Conservative commentators like Mr. Beck and Web sites like Jihad Watch quickly focused on the alleged statement after The New York Post carried an article featuring it.
But Robin Reeves Zorthian, who organized the Yale event in Greenwich, said Mr. Stein "was totally mischaracterizing what Dean Koh said." Ms. Zorthian said Mr. Stein had initiated an animated series of questions with Mr. Koh about international law and raised the issue of Shariah and its place in American law. She said Mr. Koh had said that there were "common underlying concepts" in many legal systems around the world but that he never voiced support for allowing Shariah to be used in American courts.
The mysterious "Mr. Stein" is never given a first name (probably an editing hiccup) but is evidently Steven Stein, a New York lawyer who attended a function at the Yale Club in Greenwich, CT in which Koh was present.

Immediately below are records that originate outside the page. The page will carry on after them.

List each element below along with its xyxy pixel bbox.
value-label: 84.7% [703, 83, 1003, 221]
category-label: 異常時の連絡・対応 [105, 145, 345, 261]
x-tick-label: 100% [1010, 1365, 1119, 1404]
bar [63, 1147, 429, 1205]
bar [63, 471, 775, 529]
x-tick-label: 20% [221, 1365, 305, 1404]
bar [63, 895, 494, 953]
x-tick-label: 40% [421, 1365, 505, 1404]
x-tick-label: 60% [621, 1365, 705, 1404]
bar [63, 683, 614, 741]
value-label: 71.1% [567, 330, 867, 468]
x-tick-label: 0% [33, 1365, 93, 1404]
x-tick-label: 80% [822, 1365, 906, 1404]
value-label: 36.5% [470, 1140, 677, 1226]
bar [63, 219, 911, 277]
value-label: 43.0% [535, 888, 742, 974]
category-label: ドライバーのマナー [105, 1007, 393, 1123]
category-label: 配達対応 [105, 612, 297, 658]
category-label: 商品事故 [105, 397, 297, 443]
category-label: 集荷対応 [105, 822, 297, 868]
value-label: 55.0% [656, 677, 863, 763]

His claims were magnified in a New York Post op-ed by Meghan Clyne.
In the 12th paragraph of his 18-paragraph story, Lichtblau raised some controversial on-the-record statements by Koh comparing the U.S. to Iraq and North Korea:
In 2004, for instance, he wrote in The Berkeley Journal of International Law that the United States' disregard for international law after the attacks of Sept. 11, 2001, had earned it a place along with North Korea and Iraq as "the axis of disobedience."
Lichtblau quoted no opponents of Koh directly, only forwarding their arguments second-hand while putting his own spin on the. By contrast, he got Koh's supporters on the record.
Ed Whelan at National Review Online was not impressed with the article's unsubstantiated claim of "an all-out attack by conservative commentators."